Moscow patriarch feels the heat on hoped-for papal visit
Patriarch Alexis II of Moscow complained on Tuesday that Russian politicians are pressuring him to accept a visit from Pope John Paul II, a trip the Orthodox leader said would not take place until differences between the two Churches are surmounted.
In statements published by Itar-Tass agency, the head of the Russian Orthodox Church expressed his irritation over political leaders' suggestions that he soften his position.
The patriarch gave no details, but Russian experts believe he is referring to President Vladimir Putin, Prime Minister Mikhail Kasyanov and Foreign Affairs Minister Igor Ivanov. All three have had cordial meetings with the Pope and believe his visit would prove Russia's interest in opening to the West.
None of the three politicians has officially invited the Pontiff to Moscow. But the three have publicly expressed their hope of a rapprochement between Catholic and Orthodox Christians.
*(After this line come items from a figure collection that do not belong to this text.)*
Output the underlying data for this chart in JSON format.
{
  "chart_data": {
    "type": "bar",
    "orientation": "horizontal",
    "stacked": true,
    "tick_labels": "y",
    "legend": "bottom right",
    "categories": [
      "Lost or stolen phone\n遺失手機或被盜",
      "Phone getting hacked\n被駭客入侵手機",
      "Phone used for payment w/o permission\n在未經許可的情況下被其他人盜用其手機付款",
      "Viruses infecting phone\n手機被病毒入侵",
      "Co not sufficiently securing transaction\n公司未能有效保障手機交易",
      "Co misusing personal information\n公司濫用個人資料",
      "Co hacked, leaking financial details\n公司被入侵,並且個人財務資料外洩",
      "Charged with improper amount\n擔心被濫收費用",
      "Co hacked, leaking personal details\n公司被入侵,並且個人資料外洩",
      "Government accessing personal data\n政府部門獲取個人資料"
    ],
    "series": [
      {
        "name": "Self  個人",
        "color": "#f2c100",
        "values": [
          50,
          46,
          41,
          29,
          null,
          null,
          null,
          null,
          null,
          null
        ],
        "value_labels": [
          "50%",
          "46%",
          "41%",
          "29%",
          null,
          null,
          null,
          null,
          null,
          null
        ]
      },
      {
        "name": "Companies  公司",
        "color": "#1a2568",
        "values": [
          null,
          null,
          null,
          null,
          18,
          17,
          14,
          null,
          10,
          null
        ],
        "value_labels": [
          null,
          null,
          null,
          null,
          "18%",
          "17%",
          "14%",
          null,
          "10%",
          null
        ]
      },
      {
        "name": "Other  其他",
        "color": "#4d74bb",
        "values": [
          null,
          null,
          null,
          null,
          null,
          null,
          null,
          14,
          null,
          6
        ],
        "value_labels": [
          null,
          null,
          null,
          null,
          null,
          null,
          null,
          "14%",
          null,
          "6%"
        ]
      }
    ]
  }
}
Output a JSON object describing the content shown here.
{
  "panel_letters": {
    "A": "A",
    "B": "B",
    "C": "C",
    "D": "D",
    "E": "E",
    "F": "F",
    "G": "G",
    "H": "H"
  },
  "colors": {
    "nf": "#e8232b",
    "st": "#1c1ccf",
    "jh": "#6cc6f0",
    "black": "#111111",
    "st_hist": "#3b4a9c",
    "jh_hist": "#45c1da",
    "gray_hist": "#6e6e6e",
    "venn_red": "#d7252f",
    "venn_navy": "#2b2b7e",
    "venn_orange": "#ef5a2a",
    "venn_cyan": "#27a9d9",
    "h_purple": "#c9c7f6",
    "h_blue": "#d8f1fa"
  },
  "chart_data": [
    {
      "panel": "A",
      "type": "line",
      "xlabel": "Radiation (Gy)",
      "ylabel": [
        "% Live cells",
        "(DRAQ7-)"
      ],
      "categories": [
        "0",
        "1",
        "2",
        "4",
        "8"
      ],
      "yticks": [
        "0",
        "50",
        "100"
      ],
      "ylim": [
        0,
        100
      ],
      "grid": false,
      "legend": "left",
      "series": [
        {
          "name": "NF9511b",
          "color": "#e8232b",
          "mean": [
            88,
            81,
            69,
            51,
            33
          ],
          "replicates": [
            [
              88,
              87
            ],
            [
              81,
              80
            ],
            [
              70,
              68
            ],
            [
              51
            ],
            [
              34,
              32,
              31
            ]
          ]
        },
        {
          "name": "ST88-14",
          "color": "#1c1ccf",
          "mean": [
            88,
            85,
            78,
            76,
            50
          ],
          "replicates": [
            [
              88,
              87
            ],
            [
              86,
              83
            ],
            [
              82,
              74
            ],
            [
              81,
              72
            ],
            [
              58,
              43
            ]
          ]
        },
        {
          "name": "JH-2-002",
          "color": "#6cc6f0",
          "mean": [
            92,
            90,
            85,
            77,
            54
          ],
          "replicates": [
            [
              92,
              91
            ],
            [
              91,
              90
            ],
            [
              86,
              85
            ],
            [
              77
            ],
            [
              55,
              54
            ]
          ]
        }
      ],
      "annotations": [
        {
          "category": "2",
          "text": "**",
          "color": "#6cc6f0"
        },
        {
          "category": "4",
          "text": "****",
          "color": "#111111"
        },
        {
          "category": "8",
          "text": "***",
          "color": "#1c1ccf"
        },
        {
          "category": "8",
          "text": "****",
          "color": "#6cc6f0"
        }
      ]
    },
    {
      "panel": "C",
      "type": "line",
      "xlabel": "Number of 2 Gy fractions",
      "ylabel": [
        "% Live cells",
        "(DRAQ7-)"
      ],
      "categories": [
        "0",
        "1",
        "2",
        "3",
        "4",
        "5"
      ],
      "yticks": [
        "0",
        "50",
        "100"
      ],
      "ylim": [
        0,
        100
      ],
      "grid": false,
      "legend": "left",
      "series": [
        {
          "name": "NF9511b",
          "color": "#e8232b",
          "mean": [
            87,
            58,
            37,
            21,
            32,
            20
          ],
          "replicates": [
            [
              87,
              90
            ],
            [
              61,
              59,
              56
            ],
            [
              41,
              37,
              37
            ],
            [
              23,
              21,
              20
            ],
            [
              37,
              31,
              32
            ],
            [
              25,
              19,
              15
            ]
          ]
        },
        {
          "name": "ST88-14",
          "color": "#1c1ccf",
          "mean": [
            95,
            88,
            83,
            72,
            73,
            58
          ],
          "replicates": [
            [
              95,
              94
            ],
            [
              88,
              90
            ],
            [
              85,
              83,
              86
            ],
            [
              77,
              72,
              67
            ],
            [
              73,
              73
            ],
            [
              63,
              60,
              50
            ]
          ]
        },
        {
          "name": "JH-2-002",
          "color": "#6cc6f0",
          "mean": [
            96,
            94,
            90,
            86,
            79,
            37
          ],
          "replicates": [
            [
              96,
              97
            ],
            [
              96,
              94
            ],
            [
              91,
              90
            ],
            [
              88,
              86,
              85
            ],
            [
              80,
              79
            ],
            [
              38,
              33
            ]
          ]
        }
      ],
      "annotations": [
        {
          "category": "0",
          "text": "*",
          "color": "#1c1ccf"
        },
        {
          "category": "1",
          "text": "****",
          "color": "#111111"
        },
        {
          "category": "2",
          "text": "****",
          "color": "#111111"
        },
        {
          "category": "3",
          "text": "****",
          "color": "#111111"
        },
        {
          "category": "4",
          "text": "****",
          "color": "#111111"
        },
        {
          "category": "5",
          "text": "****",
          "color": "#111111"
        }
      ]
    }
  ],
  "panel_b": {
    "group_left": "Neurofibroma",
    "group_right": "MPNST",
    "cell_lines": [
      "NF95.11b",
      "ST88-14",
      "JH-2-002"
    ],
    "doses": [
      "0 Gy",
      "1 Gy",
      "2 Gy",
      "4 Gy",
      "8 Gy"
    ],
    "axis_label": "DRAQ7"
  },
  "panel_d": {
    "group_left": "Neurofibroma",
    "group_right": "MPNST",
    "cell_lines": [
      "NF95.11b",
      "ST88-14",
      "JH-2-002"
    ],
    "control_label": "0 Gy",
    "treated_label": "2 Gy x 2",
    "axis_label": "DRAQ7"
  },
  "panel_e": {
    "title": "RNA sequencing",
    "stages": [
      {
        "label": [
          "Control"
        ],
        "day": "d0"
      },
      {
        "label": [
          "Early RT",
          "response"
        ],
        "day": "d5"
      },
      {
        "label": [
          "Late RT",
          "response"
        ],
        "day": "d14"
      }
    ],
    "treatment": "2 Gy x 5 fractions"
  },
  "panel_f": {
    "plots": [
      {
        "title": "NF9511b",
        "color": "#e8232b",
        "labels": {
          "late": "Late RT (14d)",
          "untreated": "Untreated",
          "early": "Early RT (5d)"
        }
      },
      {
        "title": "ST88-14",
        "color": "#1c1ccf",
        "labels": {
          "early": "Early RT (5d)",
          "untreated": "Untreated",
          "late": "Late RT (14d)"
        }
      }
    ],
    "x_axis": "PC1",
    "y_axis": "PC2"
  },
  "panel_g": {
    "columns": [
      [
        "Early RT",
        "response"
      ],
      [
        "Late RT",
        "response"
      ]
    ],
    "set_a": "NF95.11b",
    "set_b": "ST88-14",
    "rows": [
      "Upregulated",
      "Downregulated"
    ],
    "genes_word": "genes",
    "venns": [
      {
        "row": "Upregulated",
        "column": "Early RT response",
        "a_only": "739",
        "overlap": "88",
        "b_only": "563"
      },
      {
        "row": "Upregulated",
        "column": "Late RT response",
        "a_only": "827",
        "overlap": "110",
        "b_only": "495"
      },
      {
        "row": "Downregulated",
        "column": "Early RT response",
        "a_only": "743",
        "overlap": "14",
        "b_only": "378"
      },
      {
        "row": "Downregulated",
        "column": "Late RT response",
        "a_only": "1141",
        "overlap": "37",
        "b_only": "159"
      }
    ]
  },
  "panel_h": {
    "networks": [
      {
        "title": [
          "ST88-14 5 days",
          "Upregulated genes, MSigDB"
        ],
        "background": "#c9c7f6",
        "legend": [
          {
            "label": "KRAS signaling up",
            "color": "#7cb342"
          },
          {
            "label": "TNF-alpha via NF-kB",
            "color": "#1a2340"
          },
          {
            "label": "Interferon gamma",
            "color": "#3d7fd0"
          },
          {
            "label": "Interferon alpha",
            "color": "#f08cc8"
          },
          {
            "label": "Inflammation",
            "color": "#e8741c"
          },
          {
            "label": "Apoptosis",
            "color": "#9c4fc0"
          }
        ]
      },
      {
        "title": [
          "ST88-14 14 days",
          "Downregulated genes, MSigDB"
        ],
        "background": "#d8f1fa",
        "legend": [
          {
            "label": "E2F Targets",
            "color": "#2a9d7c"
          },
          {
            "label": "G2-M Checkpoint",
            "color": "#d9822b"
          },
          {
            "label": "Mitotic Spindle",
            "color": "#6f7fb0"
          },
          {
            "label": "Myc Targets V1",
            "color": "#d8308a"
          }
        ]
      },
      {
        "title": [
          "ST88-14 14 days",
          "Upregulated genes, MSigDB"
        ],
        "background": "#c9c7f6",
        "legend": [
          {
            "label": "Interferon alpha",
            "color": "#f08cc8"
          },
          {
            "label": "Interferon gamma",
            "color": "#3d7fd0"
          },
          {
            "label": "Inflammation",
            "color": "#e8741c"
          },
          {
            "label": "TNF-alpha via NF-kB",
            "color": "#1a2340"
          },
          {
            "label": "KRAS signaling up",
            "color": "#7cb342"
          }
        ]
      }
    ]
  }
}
This week, Alexis II renewed his criticisms of June's planned papal trip to Ukraine, a country that is traditionally Orthodox and linked to Moscow. The patriarch described the visit as "inopportune" and added his voice to the appeal of Ukraine's Metropolitan Vladimir, requesting its postponement.
Alexis II said one reason why he cannot receive the Pope is the so-called "policy of expansion of the Church of Rome in Ukraine, Byelorussia and Kazakhstan."
The Catholic and Orthodox Churches separated, at the beginning of the last millennium, over theological problems that have since been surmounted, and differing ideas on the application of the primacy of the Bishop of Rome.